In advanced Settings of PTS manslaughter, turn on the Prometheus switch
After the pressure test starts, copy the Prometheus configuration in Monitor Export with one click
The configuration takes effect after being pasted and hot loaded from self-built Prometheus

Detailed reference: How to Output Indicator Data from PTS Pressure Measurements to Prometheus [4]

Quickly build Grafana to monitor the market

PTS provides an official Grafana platter template [5] that supports one-click import monitoring platters and can be flexibly edited and extended to meet your custom monitoring needs.

The market provides global request success rate, system throughput (TPS), response times in the 99th, 95th, 90th percentile, and error requests aggregated by error status codes.

In the API distribution column, you can intuitively compare the monitoring indicators of each API to quickly locate the performance shortcomings of the API.

In the API Details section, you can view detailed indicators of an API to locate performance bottlenecks.

In addition, the market also provides the pressure machine JVM garbage collection monitoring indicators, can help determine whether the pressure machine is a performance bottleneck in the pressure measurement link.

The import procedure is as follows:

Step one

On the menu bar, click Import under Dashboard:

Step 2

Enter the PTS Dashboard ID: 15981

Select the data source you already have in Prometheus, which in this example is named Prometheus. When selected, click Import to Import

Step 3

After the import, in the upper left corner [PTS Pressure Task], select the pressure task to be monitored, and you can see the current monitoring tray.

This task name corresponds to jobname in the PTS console monitoring export -Prometheus configuration.

conclusion

This paper describes the

What is performance test observable
Why use Prometheus for pressure measurement performance indicator monitoring
How to implement Prometheus based pressure monitoring using open source JMeter and PTS on the cloud

Prometheus is exported from PTS pressure monitoring. It is currently in free public beta and welcome to use it.

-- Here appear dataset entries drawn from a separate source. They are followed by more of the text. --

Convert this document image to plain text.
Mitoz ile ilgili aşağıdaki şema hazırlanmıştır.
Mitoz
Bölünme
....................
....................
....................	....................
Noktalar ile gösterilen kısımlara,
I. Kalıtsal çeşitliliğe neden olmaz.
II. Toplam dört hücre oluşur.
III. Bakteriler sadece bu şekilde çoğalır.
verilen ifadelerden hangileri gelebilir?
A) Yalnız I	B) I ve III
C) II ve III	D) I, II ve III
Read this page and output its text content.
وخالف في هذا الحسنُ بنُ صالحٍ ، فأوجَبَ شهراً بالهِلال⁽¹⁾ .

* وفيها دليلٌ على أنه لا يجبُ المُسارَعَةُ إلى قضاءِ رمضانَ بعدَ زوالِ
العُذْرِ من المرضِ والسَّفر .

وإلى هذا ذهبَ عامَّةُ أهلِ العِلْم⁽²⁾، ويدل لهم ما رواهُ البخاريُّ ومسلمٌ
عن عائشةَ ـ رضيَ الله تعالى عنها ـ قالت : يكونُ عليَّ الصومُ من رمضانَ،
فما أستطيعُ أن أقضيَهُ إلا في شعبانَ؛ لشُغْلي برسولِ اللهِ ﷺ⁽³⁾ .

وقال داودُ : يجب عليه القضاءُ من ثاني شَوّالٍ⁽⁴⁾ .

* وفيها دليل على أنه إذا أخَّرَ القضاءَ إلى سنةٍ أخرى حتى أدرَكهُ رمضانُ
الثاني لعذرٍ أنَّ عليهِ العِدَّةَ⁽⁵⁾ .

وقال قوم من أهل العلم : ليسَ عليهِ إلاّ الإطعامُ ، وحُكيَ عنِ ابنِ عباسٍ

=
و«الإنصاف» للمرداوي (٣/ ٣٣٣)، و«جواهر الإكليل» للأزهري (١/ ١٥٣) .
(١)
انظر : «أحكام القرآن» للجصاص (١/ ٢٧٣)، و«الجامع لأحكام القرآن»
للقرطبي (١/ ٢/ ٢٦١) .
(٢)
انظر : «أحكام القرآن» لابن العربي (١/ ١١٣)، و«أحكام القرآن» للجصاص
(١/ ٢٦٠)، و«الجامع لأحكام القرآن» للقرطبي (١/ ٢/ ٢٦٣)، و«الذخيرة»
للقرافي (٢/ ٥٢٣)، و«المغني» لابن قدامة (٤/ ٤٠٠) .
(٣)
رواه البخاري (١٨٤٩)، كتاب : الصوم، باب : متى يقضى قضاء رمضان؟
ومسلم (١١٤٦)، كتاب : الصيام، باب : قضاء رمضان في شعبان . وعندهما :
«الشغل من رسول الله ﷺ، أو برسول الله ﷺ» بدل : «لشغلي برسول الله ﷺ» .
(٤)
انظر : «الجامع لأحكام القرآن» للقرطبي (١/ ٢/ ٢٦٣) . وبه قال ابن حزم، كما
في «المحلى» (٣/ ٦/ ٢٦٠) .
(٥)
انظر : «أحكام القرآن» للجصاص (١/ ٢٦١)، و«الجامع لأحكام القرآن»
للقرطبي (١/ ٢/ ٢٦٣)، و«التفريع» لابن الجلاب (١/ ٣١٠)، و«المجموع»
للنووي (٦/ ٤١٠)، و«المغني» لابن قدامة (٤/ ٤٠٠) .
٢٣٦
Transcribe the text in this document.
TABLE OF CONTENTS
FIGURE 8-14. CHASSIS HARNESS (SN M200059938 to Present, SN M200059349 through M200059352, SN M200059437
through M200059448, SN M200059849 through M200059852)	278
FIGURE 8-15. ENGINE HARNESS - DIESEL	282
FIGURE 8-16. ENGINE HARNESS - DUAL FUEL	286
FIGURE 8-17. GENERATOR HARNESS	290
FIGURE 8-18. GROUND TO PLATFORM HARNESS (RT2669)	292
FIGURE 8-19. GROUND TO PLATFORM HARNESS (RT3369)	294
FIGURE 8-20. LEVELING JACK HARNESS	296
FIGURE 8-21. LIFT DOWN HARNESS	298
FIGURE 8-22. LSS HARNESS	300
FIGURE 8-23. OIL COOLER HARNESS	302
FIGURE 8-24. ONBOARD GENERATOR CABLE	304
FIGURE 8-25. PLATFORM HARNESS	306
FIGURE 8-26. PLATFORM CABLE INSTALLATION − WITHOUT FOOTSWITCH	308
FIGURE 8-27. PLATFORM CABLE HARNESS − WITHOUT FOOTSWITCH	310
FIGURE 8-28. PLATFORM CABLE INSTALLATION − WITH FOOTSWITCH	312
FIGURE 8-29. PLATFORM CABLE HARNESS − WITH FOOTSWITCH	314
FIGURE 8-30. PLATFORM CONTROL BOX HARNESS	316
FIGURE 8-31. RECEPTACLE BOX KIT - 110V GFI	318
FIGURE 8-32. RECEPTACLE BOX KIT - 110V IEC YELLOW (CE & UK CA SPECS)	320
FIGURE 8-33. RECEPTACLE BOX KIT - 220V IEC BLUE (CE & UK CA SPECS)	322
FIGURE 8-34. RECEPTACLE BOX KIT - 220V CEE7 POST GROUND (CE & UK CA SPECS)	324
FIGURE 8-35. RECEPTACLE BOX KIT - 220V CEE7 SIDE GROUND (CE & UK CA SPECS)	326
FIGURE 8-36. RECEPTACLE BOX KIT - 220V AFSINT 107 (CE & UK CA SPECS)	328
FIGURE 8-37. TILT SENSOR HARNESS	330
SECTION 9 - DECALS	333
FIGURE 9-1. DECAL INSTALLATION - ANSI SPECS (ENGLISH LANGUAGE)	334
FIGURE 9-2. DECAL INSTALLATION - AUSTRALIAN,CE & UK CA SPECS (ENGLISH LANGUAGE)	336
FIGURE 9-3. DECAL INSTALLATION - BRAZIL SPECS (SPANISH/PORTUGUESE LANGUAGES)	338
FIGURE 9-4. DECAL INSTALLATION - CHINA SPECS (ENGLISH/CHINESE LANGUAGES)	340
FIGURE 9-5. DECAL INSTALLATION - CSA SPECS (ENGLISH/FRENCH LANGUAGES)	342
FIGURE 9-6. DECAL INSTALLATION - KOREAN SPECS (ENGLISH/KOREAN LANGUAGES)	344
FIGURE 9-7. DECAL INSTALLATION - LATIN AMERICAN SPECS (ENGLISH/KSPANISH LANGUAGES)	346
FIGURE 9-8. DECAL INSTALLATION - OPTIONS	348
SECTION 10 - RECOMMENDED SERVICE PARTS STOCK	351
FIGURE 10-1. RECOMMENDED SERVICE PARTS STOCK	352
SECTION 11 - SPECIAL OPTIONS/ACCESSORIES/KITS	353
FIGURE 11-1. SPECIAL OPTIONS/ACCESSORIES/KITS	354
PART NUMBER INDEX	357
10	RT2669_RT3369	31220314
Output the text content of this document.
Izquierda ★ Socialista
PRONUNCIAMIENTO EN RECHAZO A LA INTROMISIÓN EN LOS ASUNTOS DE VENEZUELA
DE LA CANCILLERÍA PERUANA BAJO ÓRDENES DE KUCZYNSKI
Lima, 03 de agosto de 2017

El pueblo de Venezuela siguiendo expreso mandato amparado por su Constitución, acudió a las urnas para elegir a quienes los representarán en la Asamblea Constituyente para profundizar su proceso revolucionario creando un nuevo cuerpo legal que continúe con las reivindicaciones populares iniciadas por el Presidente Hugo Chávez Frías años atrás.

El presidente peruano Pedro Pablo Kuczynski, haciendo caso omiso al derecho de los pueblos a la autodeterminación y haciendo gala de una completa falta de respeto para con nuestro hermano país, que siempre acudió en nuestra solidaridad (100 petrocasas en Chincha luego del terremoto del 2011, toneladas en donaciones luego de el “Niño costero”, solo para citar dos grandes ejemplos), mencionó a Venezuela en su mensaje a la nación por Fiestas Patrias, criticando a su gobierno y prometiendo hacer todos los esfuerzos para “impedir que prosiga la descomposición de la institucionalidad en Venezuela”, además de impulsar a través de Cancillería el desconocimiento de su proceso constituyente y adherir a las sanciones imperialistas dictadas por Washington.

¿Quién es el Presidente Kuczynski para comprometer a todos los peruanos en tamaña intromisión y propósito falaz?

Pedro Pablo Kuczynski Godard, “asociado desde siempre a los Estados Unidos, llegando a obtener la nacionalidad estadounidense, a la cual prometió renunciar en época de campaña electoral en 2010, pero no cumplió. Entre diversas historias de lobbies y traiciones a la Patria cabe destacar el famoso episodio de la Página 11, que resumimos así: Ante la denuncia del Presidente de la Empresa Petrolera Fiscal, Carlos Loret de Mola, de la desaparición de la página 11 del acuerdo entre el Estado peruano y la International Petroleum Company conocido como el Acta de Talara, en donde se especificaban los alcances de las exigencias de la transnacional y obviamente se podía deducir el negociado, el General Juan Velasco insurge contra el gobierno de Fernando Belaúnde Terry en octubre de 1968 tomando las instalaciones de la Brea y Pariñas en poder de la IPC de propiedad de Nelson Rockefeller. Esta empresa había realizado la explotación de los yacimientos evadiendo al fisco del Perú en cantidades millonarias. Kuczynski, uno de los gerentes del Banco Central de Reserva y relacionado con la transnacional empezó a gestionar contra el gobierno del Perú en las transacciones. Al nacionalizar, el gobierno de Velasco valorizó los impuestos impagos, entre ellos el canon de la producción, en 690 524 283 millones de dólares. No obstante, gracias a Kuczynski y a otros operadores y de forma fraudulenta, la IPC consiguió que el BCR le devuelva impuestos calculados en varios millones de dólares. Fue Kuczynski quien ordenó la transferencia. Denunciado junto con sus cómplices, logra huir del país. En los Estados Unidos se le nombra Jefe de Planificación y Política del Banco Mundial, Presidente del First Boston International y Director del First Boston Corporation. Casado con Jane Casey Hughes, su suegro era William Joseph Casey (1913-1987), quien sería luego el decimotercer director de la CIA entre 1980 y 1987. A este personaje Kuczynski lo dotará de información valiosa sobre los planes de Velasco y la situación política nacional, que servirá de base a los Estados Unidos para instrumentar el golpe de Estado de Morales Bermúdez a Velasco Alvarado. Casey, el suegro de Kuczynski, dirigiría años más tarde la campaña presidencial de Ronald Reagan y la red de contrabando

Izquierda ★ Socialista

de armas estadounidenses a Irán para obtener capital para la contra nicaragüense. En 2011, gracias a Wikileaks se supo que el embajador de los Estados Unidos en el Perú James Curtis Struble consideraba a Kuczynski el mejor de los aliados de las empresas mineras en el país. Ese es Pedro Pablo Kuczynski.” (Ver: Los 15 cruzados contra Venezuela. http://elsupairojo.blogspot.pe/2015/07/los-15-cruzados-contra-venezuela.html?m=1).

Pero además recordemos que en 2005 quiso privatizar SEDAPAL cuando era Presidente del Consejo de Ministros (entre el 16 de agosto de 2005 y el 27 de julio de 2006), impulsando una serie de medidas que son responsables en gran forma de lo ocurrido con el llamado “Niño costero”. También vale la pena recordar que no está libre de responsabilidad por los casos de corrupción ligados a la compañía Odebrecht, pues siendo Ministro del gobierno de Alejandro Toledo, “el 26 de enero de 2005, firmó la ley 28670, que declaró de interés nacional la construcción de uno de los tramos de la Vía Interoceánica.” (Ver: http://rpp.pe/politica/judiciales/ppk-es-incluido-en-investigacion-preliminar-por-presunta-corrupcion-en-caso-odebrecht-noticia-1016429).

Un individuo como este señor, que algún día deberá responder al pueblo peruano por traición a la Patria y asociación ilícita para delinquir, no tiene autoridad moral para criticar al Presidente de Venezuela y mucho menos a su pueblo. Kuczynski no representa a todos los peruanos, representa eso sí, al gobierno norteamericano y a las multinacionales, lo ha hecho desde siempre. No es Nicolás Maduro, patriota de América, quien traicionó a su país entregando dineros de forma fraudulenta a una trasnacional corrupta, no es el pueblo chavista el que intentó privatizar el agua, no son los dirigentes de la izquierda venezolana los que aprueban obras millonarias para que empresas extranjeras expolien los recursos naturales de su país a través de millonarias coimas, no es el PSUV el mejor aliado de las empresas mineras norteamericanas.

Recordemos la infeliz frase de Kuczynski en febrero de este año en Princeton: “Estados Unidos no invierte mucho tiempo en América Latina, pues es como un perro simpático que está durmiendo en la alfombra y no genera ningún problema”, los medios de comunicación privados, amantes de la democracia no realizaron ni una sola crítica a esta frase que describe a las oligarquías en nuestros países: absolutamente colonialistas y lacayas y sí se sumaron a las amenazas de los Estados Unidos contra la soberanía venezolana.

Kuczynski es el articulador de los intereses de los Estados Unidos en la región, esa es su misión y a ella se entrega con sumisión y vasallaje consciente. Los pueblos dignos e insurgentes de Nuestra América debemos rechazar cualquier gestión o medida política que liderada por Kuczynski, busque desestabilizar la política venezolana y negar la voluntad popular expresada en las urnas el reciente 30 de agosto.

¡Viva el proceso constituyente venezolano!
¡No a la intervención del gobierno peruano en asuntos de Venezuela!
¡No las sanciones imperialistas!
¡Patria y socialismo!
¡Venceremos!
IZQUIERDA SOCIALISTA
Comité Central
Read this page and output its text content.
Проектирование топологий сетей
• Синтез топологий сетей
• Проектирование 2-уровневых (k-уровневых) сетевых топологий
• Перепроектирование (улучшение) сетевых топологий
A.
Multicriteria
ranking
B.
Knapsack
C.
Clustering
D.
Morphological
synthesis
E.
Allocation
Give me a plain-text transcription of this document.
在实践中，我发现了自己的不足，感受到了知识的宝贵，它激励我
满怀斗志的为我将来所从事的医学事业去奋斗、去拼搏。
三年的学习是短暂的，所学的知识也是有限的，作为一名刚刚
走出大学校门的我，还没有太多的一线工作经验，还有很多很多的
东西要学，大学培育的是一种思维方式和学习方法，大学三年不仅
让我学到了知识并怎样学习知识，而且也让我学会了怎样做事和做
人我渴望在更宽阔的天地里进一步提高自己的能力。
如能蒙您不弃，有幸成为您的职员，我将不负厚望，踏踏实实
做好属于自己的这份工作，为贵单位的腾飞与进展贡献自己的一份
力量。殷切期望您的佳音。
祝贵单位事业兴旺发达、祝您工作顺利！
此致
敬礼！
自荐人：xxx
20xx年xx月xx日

At the same time, PTS has a new way to sell, with the price of the basic version dropping by 50%! Million concurrent price only 6200! More new users 0.99 experience version, VPC pressure test exclusive version, welcome to buy!

A link to the

[1] Test index help.aliyun.com/document_de…

PTS www.aliyun.com/product/pts [2] pressure measuring tools

[3] observable tools very different www.aliyun.com/product/arm…

[4] How to output PTS pressure indicator data to Prometheus help.aliyun.com/document_de…

[5] Official Grafana template grafana.com/grafana/das… Release the latest information of cloud native technology, collect the most complete content of cloud native technology, hold cloud native activities and live broadcast regularly, and release ali products and user best practices. Explore the cloud native technology with you and share the cloud native content you need.

Pay attention to [Alibaba Cloud native] public account, get more cloud native real-time information!